Menurut Bima, praktik investasi di negara-negara yang dikenal surga pajak biasanya berkaitan dengan bisnis gelap mulai dari money laundry, korupsi, narkoba, dan pelanggaran hukum lainnya.
"PPATK disarankan membentuk tim investigasi," ujar Bima kepada Kompas.com, Jakarta, Kamis (9/11/2017).
Pembentukan tim investigasi bisa menggandeng otoritas pajak dalam atau luar negeri. Hal ini dinilai penting untuk memastikan apakah ada praktik penghindaran pajak atau tidak.
Baca: "Dokumen Surga", Ujian Selanjutnya untuk Pemerintah...
Selama ini, negara-negara surga pajak memang dipilih oleh sebagian orang untuk menyimpan hartanya atau investasi karena memiliki tarif pajak rendah, jaminan perlindungan aset, hingga jaminan keamanan tinggi dewa.
Berbagai fasiltas itu menjadi magnet kuat bagi siapa pun yang memiliki kemampuan finansial untuk menyimpan hartanya di negara-negara surga pajak, termasuk dana-dana haram sekalipun.
Negara-negara atau yurisdiksi yang dikenal sebagai surga pajak di antaranya Cayman Islands, Luksemburg, Bermuda, Bahamas, dan Swiss.
Menurut Bima, tindak lanjut Paradise Papers seharusnya bisa lebih mulus dan tuntas karena tidak ada pengampunan pajak atau tax amnesty jilid 2.
Alasannya, tahun lalu, saat dokumen Panama Papers terungkap, upaya menelusuri harta para WNI terbentur dengan kebijakan tersebut.
Baca: Heboh Data Investigasi "Dokumen Surga", Apa Kata Ditjen Pajak?
Berdasarkan data penelitian ekonom Univesity of California, Gabriel Zucman, dana yang tersembunyi atau dana gelap di dunia mencapai 7,1 triliun dollar atau Rp 98.000 triliun.
Sementara, berdasarkan data Kementerian Keuangan (Kemenkeu), harta WNI di luar negeri mencapai Rp 11.000 triliun.
Angka itu sama dengan 11,2 persen dana yang tersembunyi di dunia.
Adapun, lembaga riset internasional McKinsey memperkirakan harta WNI di luar negeri mencapai Rp 3.250 triliun.
Meski potensi harta WNI di luar negeri sangat besar, namun harta yang dilaporkan melalui program tax amnesty atau pengampunan pajak hanya Rp 1.179.
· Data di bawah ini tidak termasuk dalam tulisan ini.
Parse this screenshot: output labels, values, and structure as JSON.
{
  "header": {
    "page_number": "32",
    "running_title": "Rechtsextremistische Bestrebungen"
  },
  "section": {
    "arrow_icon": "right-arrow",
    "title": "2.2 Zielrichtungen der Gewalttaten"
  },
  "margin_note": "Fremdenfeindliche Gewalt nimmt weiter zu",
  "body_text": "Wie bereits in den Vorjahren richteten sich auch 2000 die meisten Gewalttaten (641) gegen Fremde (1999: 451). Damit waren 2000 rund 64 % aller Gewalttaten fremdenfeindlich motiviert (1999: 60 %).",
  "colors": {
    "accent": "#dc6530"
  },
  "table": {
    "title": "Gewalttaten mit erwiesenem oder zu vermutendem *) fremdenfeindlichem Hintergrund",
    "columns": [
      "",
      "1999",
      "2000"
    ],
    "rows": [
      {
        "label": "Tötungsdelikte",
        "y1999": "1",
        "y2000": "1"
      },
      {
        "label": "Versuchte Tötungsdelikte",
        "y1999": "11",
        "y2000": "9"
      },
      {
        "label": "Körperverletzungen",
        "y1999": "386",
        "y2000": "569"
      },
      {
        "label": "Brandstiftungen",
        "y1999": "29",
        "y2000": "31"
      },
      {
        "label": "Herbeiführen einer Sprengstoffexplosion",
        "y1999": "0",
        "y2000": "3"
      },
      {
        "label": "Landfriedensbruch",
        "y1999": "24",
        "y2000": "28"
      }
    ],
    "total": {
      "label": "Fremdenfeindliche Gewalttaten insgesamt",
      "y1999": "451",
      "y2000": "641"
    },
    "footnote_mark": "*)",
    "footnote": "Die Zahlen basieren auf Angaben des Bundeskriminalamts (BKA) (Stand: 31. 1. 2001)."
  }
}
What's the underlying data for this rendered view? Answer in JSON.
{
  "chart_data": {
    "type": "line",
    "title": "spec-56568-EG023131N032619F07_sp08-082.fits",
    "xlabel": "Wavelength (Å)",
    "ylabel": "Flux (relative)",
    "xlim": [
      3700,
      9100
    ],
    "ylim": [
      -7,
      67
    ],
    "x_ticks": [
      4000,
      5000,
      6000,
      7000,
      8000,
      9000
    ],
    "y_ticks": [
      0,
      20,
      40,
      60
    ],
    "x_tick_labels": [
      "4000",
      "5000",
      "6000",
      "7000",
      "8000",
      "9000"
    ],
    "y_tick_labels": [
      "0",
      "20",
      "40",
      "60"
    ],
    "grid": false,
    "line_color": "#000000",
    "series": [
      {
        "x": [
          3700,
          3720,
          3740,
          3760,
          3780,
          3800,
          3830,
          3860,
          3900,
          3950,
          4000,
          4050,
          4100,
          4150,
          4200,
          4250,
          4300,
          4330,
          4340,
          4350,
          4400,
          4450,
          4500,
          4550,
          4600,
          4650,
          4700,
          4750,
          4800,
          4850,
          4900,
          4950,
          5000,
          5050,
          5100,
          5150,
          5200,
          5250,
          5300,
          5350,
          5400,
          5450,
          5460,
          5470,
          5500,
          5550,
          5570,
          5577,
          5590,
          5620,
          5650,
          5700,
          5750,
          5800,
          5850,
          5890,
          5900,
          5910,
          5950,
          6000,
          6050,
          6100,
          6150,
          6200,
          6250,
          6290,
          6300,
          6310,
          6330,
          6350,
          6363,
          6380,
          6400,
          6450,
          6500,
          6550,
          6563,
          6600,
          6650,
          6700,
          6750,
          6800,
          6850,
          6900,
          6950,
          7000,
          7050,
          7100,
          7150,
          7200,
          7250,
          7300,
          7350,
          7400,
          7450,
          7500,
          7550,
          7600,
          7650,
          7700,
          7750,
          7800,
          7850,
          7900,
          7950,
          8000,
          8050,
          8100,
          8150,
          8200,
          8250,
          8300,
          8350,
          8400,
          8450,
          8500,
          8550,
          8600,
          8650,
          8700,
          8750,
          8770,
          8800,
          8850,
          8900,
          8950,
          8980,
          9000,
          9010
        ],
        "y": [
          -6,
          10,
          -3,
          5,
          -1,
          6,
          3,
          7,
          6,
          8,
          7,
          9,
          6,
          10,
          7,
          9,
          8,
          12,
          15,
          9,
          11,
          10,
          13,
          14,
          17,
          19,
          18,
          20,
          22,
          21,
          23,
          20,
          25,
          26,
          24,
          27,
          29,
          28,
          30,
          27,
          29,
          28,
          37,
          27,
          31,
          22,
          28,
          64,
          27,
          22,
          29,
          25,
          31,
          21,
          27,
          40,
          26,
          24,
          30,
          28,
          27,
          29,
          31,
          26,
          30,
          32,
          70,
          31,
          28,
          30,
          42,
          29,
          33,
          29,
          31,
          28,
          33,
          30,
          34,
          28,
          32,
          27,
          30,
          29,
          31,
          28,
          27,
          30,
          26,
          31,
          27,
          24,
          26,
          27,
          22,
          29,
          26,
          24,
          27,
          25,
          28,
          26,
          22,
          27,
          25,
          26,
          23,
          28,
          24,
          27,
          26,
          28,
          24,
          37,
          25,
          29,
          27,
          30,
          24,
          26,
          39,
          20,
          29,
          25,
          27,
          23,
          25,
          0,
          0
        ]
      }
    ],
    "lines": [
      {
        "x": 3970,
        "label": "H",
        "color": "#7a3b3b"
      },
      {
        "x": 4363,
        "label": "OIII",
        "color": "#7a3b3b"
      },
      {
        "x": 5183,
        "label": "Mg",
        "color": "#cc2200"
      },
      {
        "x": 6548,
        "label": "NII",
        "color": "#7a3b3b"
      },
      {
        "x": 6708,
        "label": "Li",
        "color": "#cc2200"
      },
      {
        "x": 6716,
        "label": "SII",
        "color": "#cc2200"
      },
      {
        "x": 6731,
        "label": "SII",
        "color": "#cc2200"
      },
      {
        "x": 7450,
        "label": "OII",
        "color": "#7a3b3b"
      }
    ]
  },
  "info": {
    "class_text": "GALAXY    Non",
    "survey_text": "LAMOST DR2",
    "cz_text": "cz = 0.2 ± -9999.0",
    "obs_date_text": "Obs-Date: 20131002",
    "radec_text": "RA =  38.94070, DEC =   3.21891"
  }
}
Rinciannya, Rp 1.032 triliun deklarasi luar negeri dan Rp 147 triliun dana repatriasi.
Jika dibandingkan angka Rp 11.000 triliun data pemerintah atau Rp 3.250 triliun data McKinsey, realisasi tax amnesty masih kecil.
Meski demikian, Indonesia menjadi satu dari 100 negara yang sudah sepakat menjalin kerja sama pertukaran informasi keuangan untuk kepentingan perpajakan atau Automatic Exchange of Information (AEoI).
Kebijakan itu akan diterapkan di Indonesia pada 2018.
Manfaatnya, pemerintah bisa mendapatkan data-data keuangan para WNI yang ada di luar negeri dari otoritas pajak setempat kapan saja tanpa meminta sekali pun.